The housing crisis, like all crises, imparts lessons. The most important one is also the oldest: risk never takes a holiday, even though it may appear excessively sleepy for long stretches.
It’s a simple yet powerful message, although that doesn’t stop any one from ignoring it, as many do. But the warning signs are almost always evident, as they were all along in the housing boom that’s now turned into some degree of bust.
Indeed, any time you hear that a financial strategy or investment product is predicated on the notion that the underlying market is largely immune to the bears, one should assume the appropriate response by running for the hills.
Alas, such caution was arguably in short supply as Wall Street securitized $2 trillion worth of home mortgages over the past 10 years, built partly on the idea that the average home sweet home would never suffer a material decline in price. But as the Wall Street Journal reports today,
much of the promise of the new financial architecture — together with its underlying assumptions — has proven to be a mirage. As house prices fall and homeowners default on mortgages at troubling rates, the pain has spread far and wide. An examination of the resulting crisis shows that it is comparable to some of the biggest financial disasters of the past half-century.
Turning assets into securities is nothing new, of course. From credit card debt to commodities, the boom in securitization has been percolating in the financial industry for 20 years. Arguably the difference this time around is that the underlying asset was thought to be impervious to the bears.

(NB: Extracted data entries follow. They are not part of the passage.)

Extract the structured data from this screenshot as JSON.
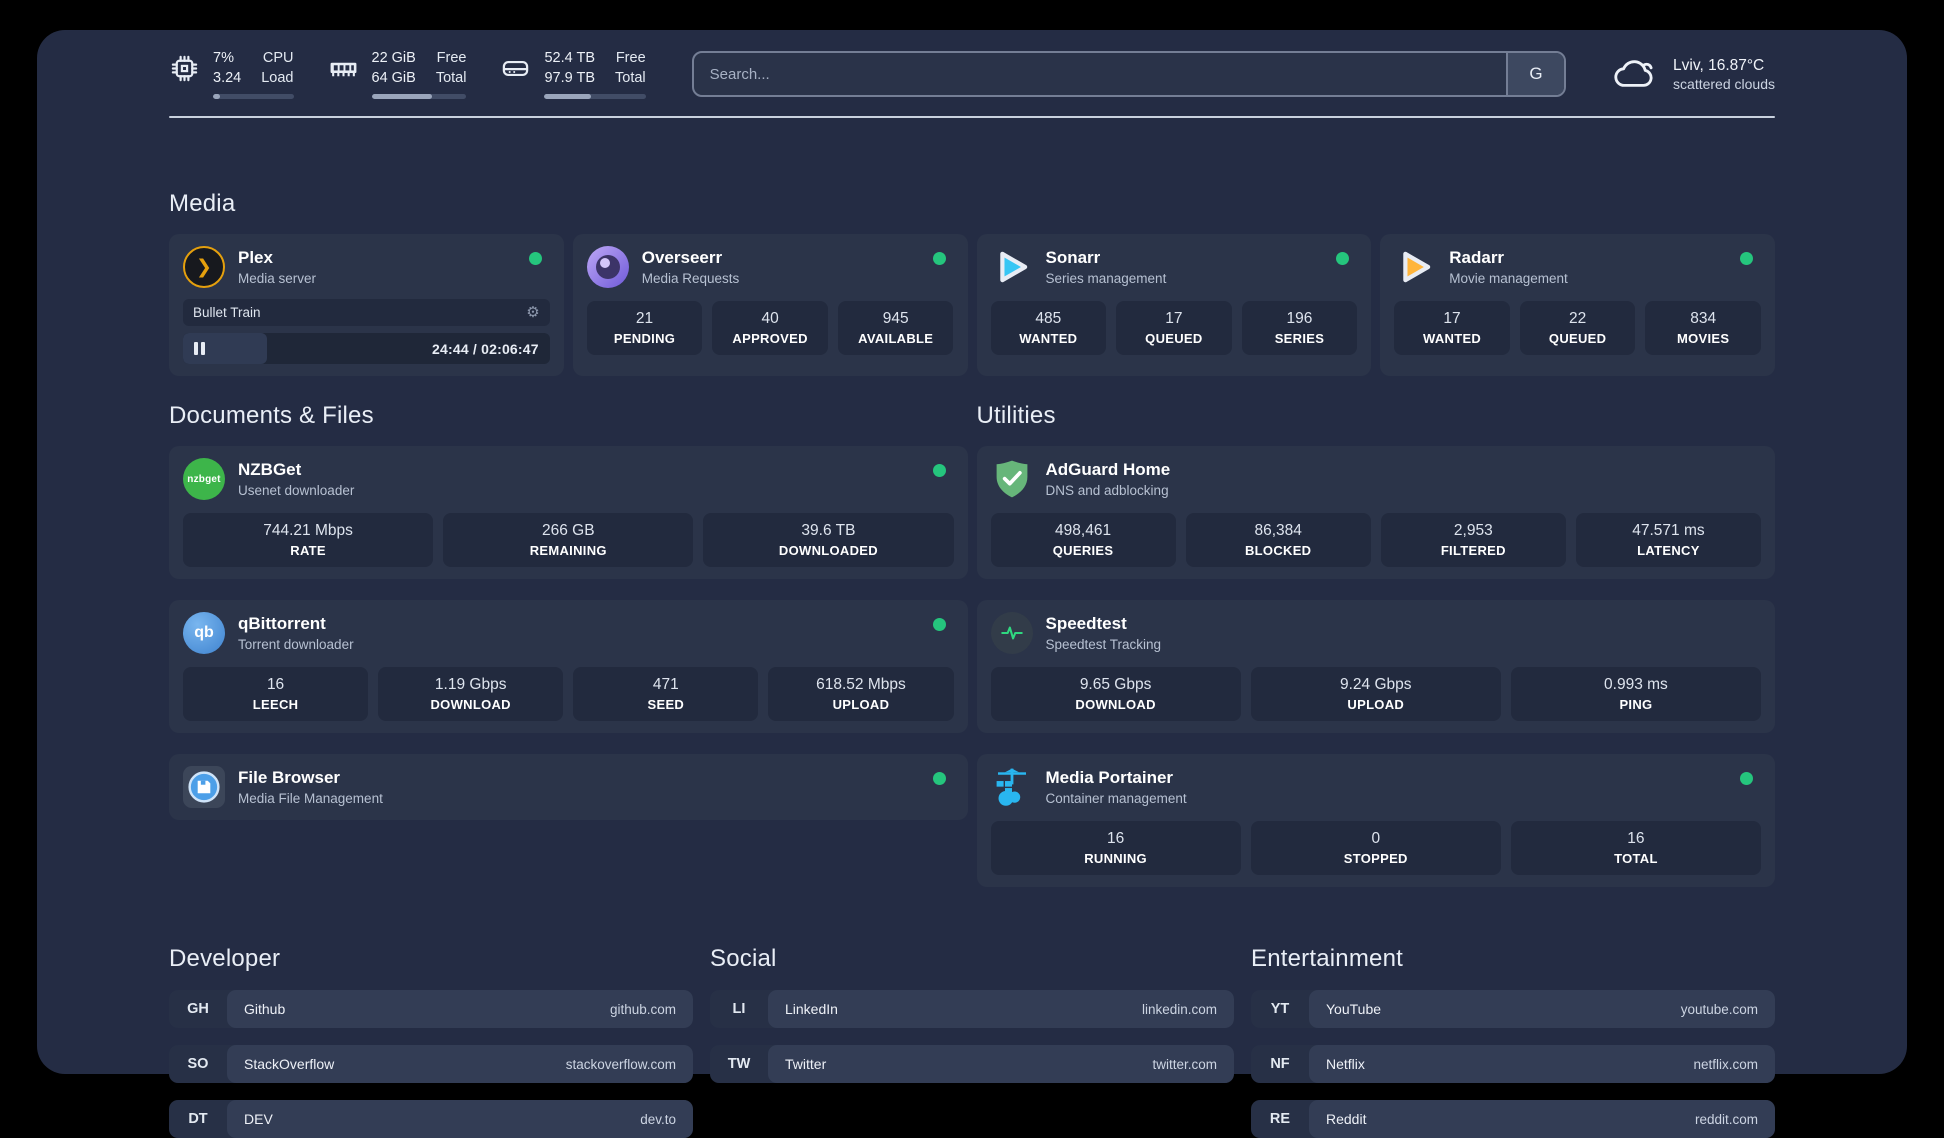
{
  "colors": {
    "status-green": "#25c57d",
    "plex-orange": "#e5a00d",
    "sonarr-blue": "#38c6f4",
    "radarr-yellow": "#ffb53c",
    "nzbget-green": "#3db54a",
    "qbittorrent-blue": "#4a90d9",
    "filebrowser-blue": "#4c9fe8",
    "adguard-green": "#67b67a",
    "overseerr-purple": "#7c5cbf",
    "speedtest-green": "#2fd980",
    "portainer-blue": "#29b6f0"
  },
  "header": {
    "stats": [
      {
        "values": [
          "7%",
          "3.24"
        ],
        "labels": [
          "CPU",
          "Load"
        ],
        "progress_pct": 9
      },
      {
        "values": [
          "22 GiB",
          "64 GiB"
        ],
        "labels": [
          "Free",
          "Total"
        ],
        "progress_pct": 64
      },
      {
        "values": [
          "52.4 TB",
          "97.9 TB"
        ],
        "labels": [
          "Free",
          "Total"
        ],
        "progress_pct": 46
      }
    ],
    "search": {
      "placeholder": "Search...",
      "button": "G"
    },
    "weather": {
      "location": "Lviv, 16.87°C",
      "condition": "scattered clouds"
    }
  },
  "media": {
    "title": "Media",
    "plex": {
      "name": "Plex",
      "desc": "Media server",
      "now_playing": "Bullet Train",
      "time": "24:44 / 02:06:47",
      "progress_pct": 20
    },
    "overseerr": {
      "name": "Overseerr",
      "desc": "Media Requests",
      "stats": [
        {
          "value": "21",
          "label": "PENDING"
        },
        {
          "value": "40",
          "label": "APPROVED"
        },
        {
          "value": "945",
          "label": "AVAILABLE"
        }
      ]
    },
    "sonarr": {
      "name": "Sonarr",
      "desc": "Series management",
      "stats": [
        {
          "value": "485",
          "label": "WANTED"
        },
        {
          "value": "17",
          "label": "QUEUED"
        },
        {
          "value": "196",
          "label": "SERIES"
        }
      ]
    },
    "radarr": {
      "name": "Radarr",
      "desc": "Movie management",
      "stats": [
        {
          "value": "17",
          "label": "WANTED"
        },
        {
          "value": "22",
          "label": "QUEUED"
        },
        {
          "value": "834",
          "label": "MOVIES"
        }
      ]
    }
  },
  "documents": {
    "title": "Documents & Files",
    "nzbget": {
      "name": "NZBGet",
      "desc": "Usenet downloader",
      "icon_text": "nzbget",
      "stats": [
        {
          "value": "744.21 Mbps",
          "label": "RATE"
        },
        {
          "value": "266 GB",
          "label": "REMAINING"
        },
        {
          "value": "39.6 TB",
          "label": "DOWNLOADED"
        }
      ]
    },
    "qbittorrent": {
      "name": "qBittorrent",
      "desc": "Torrent downloader",
      "icon_text": "qb",
      "stats": [
        {
          "value": "16",
          "label": "LEECH"
        },
        {
          "value": "1.19 Gbps",
          "label": "DOWNLOAD"
        },
        {
          "value": "471",
          "label": "SEED"
        },
        {
          "value": "618.52 Mbps",
          "label": "UPLOAD"
        }
      ]
    },
    "filebrowser": {
      "name": "File Browser",
      "desc": "Media File Management"
    }
  },
  "utilities": {
    "title": "Utilities",
    "adguard": {
      "name": "AdGuard Home",
      "desc": "DNS and adblocking",
      "stats": [
        {
          "value": "498,461",
          "label": "QUERIES"
        },
        {
          "value": "86,384",
          "label": "BLOCKED"
        },
        {
          "value": "2,953",
          "label": "FILTERED"
        },
        {
          "value": "47.571 ms",
          "label": "LATENCY"
        }
      ]
    },
    "speedtest": {
      "name": "Speedtest",
      "desc": "Speedtest Tracking",
      "stats": [
        {
          "value": "9.65 Gbps",
          "label": "DOWNLOAD"
        },
        {
          "value": "9.24 Gbps",
          "label": "UPLOAD"
        },
        {
          "value": "0.993 ms",
          "label": "PING"
        }
      ]
    },
    "portainer": {
      "name": "Media Portainer",
      "desc": "Container management",
      "stats": [
        {
          "value": "16",
          "label": "RUNNING"
        },
        {
          "value": "0",
          "label": "STOPPED"
        },
        {
          "value": "16",
          "label": "TOTAL"
        }
      ]
    }
  },
  "links": {
    "developer": {
      "title": "Developer",
      "items": [
        {
          "abbr": "GH",
          "name": "Github",
          "url": "github.com"
        },
        {
          "abbr": "SO",
          "name": "StackOverflow",
          "url": "stackoverflow.com"
        },
        {
          "abbr": "DT",
          "name": "DEV",
          "url": "dev.to"
        }
      ]
    },
    "social": {
      "title": "Social",
      "items": [
        {
          "abbr": "LI",
          "name": "LinkedIn",
          "url": "linkedin.com"
        },
        {
          "abbr": "TW",
          "name": "Twitter",
          "url": "twitter.com"
        }
      ]
    },
    "entertainment": {
      "title": "Entertainment",
      "items": [
        {
          "abbr": "YT",
          "name": "YouTube",
          "url": "youtube.com"
        },
        {
          "abbr": "NF",
          "name": "Netflix",
          "url": "netflix.com"
        },
        {
          "abbr": "RE",
          "name": "Reddit",
          "url": "reddit.com"
        }
      ]
    }
  }
}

It’s understandable how someone might think so. Looking at year-over-year prices for housing on a national basis, for instance, shows no losses for decades. Indeed, you have to go back to the 1960s to find red ink by this standard, and even then the dip was slight and brief. If we stop there, housing as an asset class exhibits the stuff of legend: enduring and virtually uninterrupted gain.

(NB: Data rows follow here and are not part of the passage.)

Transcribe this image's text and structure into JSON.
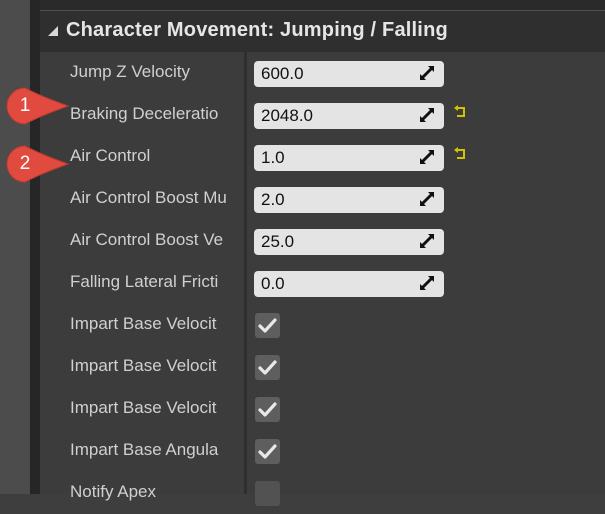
{
  "section": {
    "title": "Character Movement: Jumping / Falling"
  },
  "rows": [
    {
      "label": "Jump Z Velocity",
      "value": "600.0",
      "type": "number",
      "reset": false
    },
    {
      "label": "Braking Deceleratio",
      "value": "2048.0",
      "type": "number",
      "reset": true
    },
    {
      "label": "Air Control",
      "value": "1.0",
      "type": "number",
      "reset": true
    },
    {
      "label": "Air Control Boost Mu",
      "value": "2.0",
      "type": "number",
      "reset": false
    },
    {
      "label": "Air Control Boost Ve",
      "value": "25.0",
      "type": "number",
      "reset": false
    },
    {
      "label": "Falling Lateral Fricti",
      "value": "0.0",
      "type": "number",
      "reset": false
    },
    {
      "label": "Impart Base Velocit",
      "checked": true,
      "type": "checkbox"
    },
    {
      "label": "Impart Base Velocit",
      "checked": true,
      "type": "checkbox"
    },
    {
      "label": "Impart Base Velocit",
      "checked": true,
      "type": "checkbox"
    },
    {
      "label": "Impart Base Angula",
      "checked": true,
      "type": "checkbox"
    },
    {
      "label": "Notify Apex",
      "checked": false,
      "type": "checkbox"
    }
  ],
  "annotations": [
    {
      "number": "1"
    },
    {
      "number": "2"
    }
  ],
  "colors": {
    "badge": "#e04a3f",
    "reset_arrow": "#d4c400",
    "check": "#e8e8e8"
  }
}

There’s just one problem with that conviction: it’s wrong. True, housing prices rarely go down, or at least much of the second half of the 20th century tells us. But rarely isn’t never. In fact, there were periods of steep price declines, albeit one has to look back to the 1930s and 1940s for the evidence, which readers can do by glancing at a long-term chart of housing prices courtesy of Professor Robert Shiller via Grant’s Interest Rate Observer.
Alas, such warnings come too late for those suffering from the assumption that housing is a bullet-proof asset. Again quoting the Journal story noted above, “House prices are down by 0.5% to 10% now, depending on the measure used. If they fell 30% — what it would take to restore their historic relationship to inflation, rents and incomes — $6 trillion worth of housing wealth would be wiped out.”
Now that we’re knee-deep in a housing correction, and the crowd is conscious to the fact that no one decreed a holiday for bear markets in real estate, the only question is what to do about it? Minds differ, as always, although it should comfort no one that the debate ranges far and wide on the necessary tonic for the economy. As a sample, in one corner is New York Times columnist Paul Krugman, who today charges that the Bush administration’s mortgage relief plan falls far short of what’s needed to stem the tide of rising foreclosures and financial havoc.
Meanwhile, Peter Schiff of Euro Pacific Capital warns in a December 6 commentary that an ill-conceived cure may be worst than the disease:
Without question, the Bush administration’s mortgage rescue plan will exacerbate, not alleviate, the problems in the housing market. As the plan will sharply reduce the ability of new buyers to make purchases, it really amounts to a stay of execution and not a pardon.
Although there are mountains of uncertainty as to how the plan will be structured and implemented, there is no question that as lenders factor in the added risk of having their contracts re-written or of being held liable for defaulting borrowers, lending standards for new loans will become increasingly severe (higher down payments, mortgage rates, and required Fico scores, lower loan to income ratios, and perhaps the death of adjustable rate loans altogether). The result will be additional downward pressure on home prices, despite the fact that in the short term fewer homes will be sold in foreclosure than what might have been without the rescue plan.
Your editor doesn’t pretend to know what prescription, if any, will cure the housing hangover, or prevent the related pain from turning into a calamity. It’s taken 10 years or so to get into this mess and it’ll take more than another paragraph of opining and some hastily written bit of legislation to get us out. But this much is clear: believing that the future’s clear and that risk estimates are forever accurate is dangerous–especially when your own hard-earned money’s at stake. Few things on the planet are as transparent or as pertinent as that tidy observation when it comes to finance, which is why they invented diversification. The curious thing is that such lessons will continue to be lost on a fair share of institutions and individuals. All of which suggests that the biggest risk continues to emanate from within because homo economicus continues to stalk the financial landscape.